The stiffness of a given length of beam is proportional to the product of the width and the cube of the depth. Find the shape of the stiffest beam which can be cut from a cylindrical log (of the given length) with cross-sectional diameter of D
stiffeness=k*w*d^3
Log: diameter D. so in a circle, find the relationship with depth.
well, if you sketch a circle, and draw in a d depth and W width, you see they are 90 deg with each other, and if you connect the other ends, you have a hypoenuse that runs thru the center (you need to think that out item 1). Then, the length of the hypotensue is D.
D^2=d^2+W^2 or
W= sqrt(D^2-d^2).
stiffness= d^3*sqrt(D^2-d^2)
ds/ddepth= 3d^2*sqrt( ) + d^3 (-2d/sqrt( ) ) =0 for max
or
sqrt ( )=2d^2/sqrt( ) or
D^2-d^2=2d^2
3d^2=D^2
or d=D/3 and then w= sqrt(D^2-d^2)=sqrt(D^2-D^2/9)...
check my math. I am in a hurry.
To find the shape of the stiffest beam that can be cut from a cylindrical log, we need to maximize the stiffness of the beam.

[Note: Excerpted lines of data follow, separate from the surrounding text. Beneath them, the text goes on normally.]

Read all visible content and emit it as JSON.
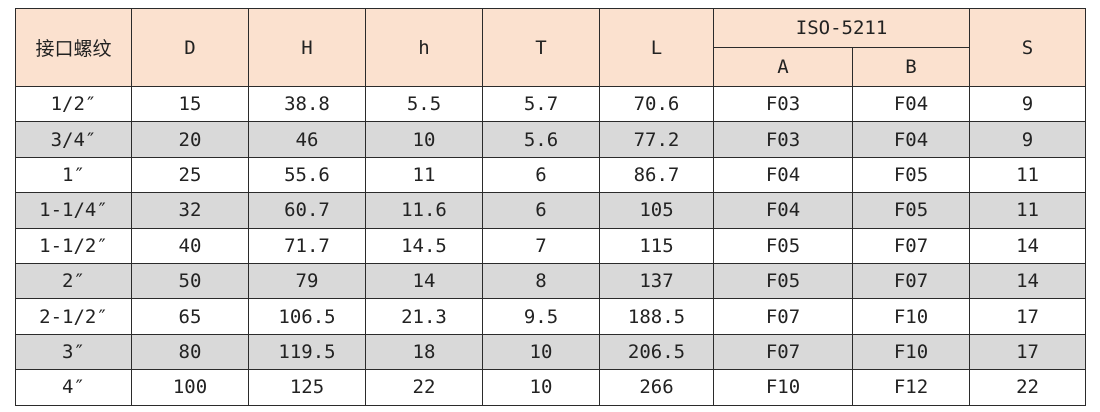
{
  "table": {
    "headers": {
      "thread": "接口螺纹",
      "D": "D",
      "H": "H",
      "h": "h",
      "T": "T",
      "L": "L",
      "iso": "ISO-5211",
      "A": "A",
      "B": "B",
      "S": "S"
    },
    "rows": [
      [
        "1/2″",
        "15",
        "38.8",
        "5.5",
        "5.7",
        "70.6",
        "F03",
        "F04",
        "9"
      ],
      [
        "3/4″",
        "20",
        "46",
        "10",
        "5.6",
        "77.2",
        "F03",
        "F04",
        "9"
      ],
      [
        "1″",
        "25",
        "55.6",
        "11",
        "6",
        "86.7",
        "F04",
        "F05",
        "11"
      ],
      [
        "1-1/4″",
        "32",
        "60.7",
        "11.6",
        "6",
        "105",
        "F04",
        "F05",
        "11"
      ],
      [
        "1-1/2″",
        "40",
        "71.7",
        "14.5",
        "7",
        "115",
        "F05",
        "F07",
        "14"
      ],
      [
        "2″",
        "50",
        "79",
        "14",
        "8",
        "137",
        "F05",
        "F07",
        "14"
      ],
      [
        "2-1/2″",
        "65",
        "106.5",
        "21.3",
        "9.5",
        "188.5",
        "F07",
        "F10",
        "17"
      ],
      [
        "3″",
        "80",
        "119.5",
        "18",
        "10",
        "206.5",
        "F07",
        "F10",
        "17"
      ],
      [
        "4″",
        "100",
        "125",
        "22",
        "10",
        "266",
        "F10",
        "F12",
        "22"
      ]
    ],
    "colors": {
      "header_bg": "#fbe1cf",
      "shaded_row_bg": "#d9d9d9",
      "border": "#2b2b2b"
    }
  }
}
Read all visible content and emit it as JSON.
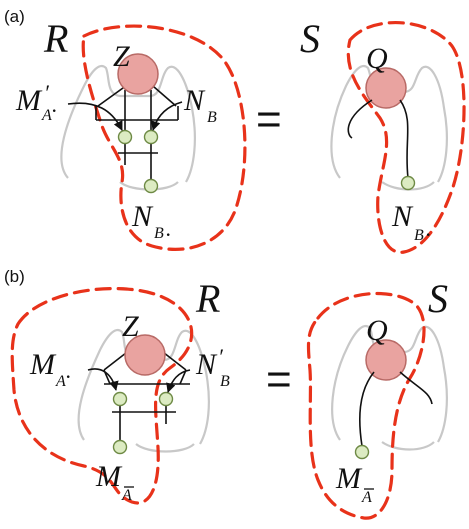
{
  "panels": [
    {
      "label": "(a)",
      "lhs": {
        "outer_label": "R",
        "tensor_label": "Z",
        "in_left": {
          "base": "M",
          "prime": "′",
          "sub": "A",
          "tail": "."
        },
        "in_right": {
          "base": "N",
          "sub": "B"
        },
        "out": {
          "base": "N",
          "sub": "B",
          "tail": "."
        }
      },
      "equals": "=",
      "rhs": {
        "outer_label": "S",
        "tensor_label": "Q",
        "out": {
          "base": "N",
          "sub": "B",
          "tail": "."
        }
      }
    },
    {
      "label": "(b)",
      "lhs": {
        "outer_label": "R",
        "tensor_label": "Z",
        "in_left": {
          "base": "M",
          "sub": "A",
          "tail": "."
        },
        "in_right": {
          "base": "N",
          "prime": "′",
          "sub": "B"
        },
        "out": {
          "base": "M",
          "sub": "A",
          "bar": true
        }
      },
      "equals": "=",
      "rhs": {
        "outer_label": "S",
        "tensor_label": "Q",
        "out": {
          "base": "M",
          "sub": "A",
          "bar": true
        }
      }
    }
  ],
  "colors": {
    "region_dash": "#e8321a",
    "tensor_fill": "#e9a3a0",
    "node_fill": "#dcebc2",
    "frame_outline": "#c8c8c8"
  }
}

Given that the stiffness of a beam is proportional to the product of the width and the cube of the depth, let's denote the width of the beam as w and the depth as d. The stiffness, S, can be expressed as:
S = k * w * d^3,
where k is the constant of proportionality.
The cross-sectional area of a beam can be calculated using the formula for the area of a circle:
A = π * (D/2)^2 = (π/4) * D^2,
where D is the diameter of the log.
Since the beam is cut from the log, the width and the depth of the beam cannot exceed the diameter of the log, i.e., w ≤ D and d ≤ D.
To maximize the stiffness, we need to find the values of width and depth that yield the largest value for S, while still satisfying the constraints w ≤ D and d ≤ D.
To find the maximum value, we can take the partial derivative of S with respect to both w and d, and set them equal to zero:
∂S/∂w = k * d^3 = 0,
∂S/∂d = 3 * k * w * d^2 = 0.
From the first equation, we have d = 0. From the second equation, we have w = 0 or d = 0.
However, d = 0 is not a meaningful solution since depth cannot be zero. Therefore, we are left with w = 0.
Next, we need to consider the constraints w ≤ D and d ≤ D. Since w = 0, we have d ≤ D.
Therefore, the stiffest beam that can be cut from the cylindrical log has a width of zero and a depth equal to the diameter of the log, i.e., w = 0 and d = D.
In terms of shape, this means that the stiffest beam is a rectangular cross-section with negligible width (essentially a line) and a depth equal to the diameter of the log.